Oregon regulators have issued $368,000 in fines to a landfill owner and waste hauler for disposing of 2.5 million pounds of radioactive Bakken oilfield waste from North Dakota at a landfill outside of Arlington, The Oregonian reports.

The Oregon Department of Energy (DOE) issued a notice of violation in February to Chemical Waste Management of Arlington for accepting the waste, which was delivered by rail between 2016 and 2019.

Some of that drilling waste registered radium levels at 300 times the state’s limits. On average, the waste registered radium at 140 picocuries per gram, according to state nuclear waste specialists. The state’s maximum level for waste stored at Arlington is 5 picocuries.

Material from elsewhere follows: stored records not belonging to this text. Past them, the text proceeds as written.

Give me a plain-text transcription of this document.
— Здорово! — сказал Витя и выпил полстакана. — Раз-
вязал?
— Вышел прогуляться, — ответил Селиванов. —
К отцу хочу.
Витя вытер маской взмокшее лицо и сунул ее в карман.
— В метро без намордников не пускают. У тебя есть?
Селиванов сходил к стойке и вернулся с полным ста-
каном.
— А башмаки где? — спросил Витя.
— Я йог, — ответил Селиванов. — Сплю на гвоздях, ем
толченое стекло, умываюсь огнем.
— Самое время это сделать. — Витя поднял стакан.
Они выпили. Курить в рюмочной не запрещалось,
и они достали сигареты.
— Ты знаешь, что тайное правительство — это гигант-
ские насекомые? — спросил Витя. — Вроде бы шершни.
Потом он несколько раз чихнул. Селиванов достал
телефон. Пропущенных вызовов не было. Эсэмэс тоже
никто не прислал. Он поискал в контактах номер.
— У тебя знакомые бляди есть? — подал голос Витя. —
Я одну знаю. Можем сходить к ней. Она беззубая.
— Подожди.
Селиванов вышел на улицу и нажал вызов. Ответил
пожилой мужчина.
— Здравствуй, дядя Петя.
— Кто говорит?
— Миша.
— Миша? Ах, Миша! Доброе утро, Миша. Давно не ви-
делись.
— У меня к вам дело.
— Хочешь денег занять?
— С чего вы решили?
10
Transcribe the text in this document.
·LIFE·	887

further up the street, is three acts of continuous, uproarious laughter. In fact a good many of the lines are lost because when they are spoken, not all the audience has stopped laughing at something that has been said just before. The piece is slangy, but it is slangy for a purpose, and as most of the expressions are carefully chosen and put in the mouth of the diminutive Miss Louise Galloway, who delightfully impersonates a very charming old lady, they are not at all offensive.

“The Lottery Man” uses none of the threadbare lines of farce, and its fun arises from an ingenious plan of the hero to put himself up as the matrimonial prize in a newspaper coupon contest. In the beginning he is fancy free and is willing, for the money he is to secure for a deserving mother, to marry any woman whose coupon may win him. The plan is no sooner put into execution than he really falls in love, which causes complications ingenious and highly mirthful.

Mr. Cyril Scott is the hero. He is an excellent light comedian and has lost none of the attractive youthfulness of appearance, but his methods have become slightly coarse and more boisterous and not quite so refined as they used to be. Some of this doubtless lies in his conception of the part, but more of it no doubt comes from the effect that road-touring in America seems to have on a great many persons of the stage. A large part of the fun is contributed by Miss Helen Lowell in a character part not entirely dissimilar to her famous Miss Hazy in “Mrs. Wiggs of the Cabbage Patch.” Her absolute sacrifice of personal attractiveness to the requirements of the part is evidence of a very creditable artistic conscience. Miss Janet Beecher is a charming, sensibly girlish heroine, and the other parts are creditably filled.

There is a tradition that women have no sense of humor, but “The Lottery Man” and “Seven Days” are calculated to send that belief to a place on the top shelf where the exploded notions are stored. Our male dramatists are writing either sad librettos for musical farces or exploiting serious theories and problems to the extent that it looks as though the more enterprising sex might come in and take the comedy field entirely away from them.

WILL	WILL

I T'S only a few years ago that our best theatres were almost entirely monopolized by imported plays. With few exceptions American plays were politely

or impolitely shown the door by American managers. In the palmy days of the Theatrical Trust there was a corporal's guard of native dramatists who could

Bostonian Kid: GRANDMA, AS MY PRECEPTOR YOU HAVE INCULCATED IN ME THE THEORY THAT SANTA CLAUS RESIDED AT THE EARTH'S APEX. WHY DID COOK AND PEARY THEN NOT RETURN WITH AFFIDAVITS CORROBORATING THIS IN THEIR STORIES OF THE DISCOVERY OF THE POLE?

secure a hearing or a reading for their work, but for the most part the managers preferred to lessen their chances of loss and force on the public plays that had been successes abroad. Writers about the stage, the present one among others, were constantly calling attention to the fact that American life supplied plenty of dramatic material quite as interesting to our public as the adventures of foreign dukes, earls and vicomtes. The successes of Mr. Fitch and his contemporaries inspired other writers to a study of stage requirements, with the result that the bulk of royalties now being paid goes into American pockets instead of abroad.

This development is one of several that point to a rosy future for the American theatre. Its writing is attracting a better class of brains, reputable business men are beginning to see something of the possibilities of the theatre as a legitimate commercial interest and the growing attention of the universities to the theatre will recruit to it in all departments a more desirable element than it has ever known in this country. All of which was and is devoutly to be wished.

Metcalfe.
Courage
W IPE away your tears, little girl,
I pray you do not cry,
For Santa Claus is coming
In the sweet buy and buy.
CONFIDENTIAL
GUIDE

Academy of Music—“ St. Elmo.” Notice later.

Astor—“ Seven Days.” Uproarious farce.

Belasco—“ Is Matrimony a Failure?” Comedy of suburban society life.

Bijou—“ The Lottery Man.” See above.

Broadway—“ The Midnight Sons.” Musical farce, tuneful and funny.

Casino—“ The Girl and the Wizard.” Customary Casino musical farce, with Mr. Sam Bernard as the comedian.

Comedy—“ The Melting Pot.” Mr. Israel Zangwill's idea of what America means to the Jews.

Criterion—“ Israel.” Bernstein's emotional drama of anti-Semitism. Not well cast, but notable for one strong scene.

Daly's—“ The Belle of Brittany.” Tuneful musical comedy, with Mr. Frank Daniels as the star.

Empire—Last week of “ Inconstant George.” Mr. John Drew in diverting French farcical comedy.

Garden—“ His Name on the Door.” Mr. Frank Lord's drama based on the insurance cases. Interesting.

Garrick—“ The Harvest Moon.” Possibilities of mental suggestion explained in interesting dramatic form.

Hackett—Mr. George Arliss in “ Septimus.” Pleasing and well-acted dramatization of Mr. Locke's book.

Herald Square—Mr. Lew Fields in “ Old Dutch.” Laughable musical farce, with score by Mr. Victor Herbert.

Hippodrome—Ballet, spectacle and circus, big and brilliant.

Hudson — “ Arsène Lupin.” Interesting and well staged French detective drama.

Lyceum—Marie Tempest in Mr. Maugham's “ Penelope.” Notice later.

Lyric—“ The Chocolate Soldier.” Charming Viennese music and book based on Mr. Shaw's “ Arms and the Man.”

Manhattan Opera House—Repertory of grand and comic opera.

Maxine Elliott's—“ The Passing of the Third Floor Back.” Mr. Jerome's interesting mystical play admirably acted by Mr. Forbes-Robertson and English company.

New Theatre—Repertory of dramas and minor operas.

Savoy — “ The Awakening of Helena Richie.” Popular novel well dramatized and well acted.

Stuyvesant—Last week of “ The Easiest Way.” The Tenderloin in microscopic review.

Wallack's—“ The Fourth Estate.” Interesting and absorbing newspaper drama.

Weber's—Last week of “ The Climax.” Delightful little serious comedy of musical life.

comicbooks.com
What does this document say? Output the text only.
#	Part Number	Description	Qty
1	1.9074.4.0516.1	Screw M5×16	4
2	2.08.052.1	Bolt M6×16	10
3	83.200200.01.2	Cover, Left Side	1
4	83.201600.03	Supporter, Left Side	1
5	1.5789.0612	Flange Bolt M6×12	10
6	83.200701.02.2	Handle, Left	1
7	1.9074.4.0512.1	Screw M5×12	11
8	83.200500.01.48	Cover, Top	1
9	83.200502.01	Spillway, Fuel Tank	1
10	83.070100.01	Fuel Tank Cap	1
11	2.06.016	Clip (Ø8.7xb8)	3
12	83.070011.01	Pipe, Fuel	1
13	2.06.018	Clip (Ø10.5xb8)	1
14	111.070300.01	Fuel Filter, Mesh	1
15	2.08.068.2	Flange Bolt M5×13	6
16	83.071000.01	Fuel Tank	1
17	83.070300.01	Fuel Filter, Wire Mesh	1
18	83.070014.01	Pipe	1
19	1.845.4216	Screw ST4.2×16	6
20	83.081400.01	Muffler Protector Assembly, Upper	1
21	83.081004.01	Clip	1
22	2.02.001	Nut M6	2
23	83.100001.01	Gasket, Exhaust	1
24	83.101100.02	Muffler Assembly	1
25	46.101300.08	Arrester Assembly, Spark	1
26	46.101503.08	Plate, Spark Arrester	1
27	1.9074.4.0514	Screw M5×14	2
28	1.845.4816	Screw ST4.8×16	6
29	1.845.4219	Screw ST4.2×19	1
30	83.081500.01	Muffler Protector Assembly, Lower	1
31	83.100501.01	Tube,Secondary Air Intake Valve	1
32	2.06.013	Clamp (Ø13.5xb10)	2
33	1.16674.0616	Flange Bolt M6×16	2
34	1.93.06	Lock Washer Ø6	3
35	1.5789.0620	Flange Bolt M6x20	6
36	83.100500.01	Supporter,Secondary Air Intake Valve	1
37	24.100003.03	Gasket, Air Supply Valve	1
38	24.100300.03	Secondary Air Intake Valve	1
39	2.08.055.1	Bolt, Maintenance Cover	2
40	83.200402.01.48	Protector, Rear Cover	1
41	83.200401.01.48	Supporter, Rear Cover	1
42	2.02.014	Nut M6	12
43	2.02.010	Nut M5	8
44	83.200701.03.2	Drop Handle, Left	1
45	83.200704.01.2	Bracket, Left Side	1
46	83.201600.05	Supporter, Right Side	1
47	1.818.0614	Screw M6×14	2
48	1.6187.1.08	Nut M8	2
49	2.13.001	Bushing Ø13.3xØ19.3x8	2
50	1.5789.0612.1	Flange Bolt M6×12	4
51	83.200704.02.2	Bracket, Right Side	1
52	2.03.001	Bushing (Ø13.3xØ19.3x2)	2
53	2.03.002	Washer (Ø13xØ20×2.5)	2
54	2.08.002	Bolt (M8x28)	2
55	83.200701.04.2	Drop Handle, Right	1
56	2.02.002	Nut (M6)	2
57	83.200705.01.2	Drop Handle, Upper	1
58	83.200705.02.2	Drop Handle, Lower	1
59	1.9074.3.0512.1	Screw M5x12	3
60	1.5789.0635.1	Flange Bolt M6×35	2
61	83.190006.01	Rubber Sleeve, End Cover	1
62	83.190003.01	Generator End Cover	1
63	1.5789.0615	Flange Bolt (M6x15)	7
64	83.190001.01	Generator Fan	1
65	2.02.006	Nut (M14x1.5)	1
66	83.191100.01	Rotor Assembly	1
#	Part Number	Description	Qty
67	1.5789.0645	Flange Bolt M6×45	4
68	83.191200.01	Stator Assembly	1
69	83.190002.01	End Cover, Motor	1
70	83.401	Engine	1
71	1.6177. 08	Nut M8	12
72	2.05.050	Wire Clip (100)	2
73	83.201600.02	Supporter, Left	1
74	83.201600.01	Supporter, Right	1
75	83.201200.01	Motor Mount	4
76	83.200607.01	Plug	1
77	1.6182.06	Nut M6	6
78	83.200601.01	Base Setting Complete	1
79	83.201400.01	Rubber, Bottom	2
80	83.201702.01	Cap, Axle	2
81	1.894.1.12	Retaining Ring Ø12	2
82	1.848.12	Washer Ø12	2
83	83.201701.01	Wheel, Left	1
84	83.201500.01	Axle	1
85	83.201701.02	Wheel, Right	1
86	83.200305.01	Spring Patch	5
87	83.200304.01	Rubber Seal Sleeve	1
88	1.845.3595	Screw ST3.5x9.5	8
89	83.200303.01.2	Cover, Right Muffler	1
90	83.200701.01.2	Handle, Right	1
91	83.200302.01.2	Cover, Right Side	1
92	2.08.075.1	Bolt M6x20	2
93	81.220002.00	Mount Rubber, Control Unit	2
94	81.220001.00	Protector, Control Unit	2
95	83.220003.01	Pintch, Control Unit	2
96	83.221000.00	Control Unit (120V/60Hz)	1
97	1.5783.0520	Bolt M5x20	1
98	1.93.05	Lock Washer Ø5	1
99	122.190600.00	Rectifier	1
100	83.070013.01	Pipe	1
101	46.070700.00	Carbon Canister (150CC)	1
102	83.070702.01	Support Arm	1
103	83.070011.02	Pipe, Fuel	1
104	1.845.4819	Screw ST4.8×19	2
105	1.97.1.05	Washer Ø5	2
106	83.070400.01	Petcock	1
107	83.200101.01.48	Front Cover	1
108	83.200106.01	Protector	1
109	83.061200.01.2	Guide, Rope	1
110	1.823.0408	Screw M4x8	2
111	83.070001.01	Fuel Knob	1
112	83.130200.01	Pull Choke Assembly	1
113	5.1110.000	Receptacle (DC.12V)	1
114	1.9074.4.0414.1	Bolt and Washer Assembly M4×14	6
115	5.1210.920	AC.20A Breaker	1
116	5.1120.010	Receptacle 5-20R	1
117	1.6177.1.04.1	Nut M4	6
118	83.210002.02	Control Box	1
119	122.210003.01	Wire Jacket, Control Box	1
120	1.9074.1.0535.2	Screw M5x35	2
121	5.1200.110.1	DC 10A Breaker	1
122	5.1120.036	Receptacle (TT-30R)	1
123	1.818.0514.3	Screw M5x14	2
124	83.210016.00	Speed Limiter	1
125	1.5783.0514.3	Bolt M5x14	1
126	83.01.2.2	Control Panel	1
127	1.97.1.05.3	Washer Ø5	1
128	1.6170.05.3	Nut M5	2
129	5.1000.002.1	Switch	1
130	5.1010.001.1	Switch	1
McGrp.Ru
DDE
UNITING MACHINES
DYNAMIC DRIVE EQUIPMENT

The waste is known as TENORM , or technologically enhanced naturally occurring radioactive materials.

The Department of Environmental Quality (DEQ) on Aug. 28 issued a $60,000 fine to the landfill’s owner, Chemical Waste Management, for illegally disposing of prohibited radioactive waste at the site.

It also assessed another $308,656 penalty to Oilfield Waste Logistics, a hazardous waste disposal company based in Culbertson, Montana.

According to The Oregonian, $303,856 of the total penalty represents the estimated economic benefit the company gained by avoiding the additional disposal costs it would have incurred at a facility permitted to accept it.

Both companies have 20 days to appeal the fines.

Oregon regulators initially received a tip about the illegal dumping from a caller in North Dakota. They discovered the violation after checking data provided by the landfill as well as from the state of North Dakota.

Regulators said in February that Oilfield Waste Logistics “erroneously” cited Oregon rules and landfill operators referred to the wrong state standards for waste containing radium.

The Energy Department required Chemical Waste Management to complete a detailed risk assessment and corrective action plan, which were due to the agency Sept. 8. They will be posted for a 60-day public comment period, and the agency plans to hold a public meeting to present its own analysis of the documents and accept public comments.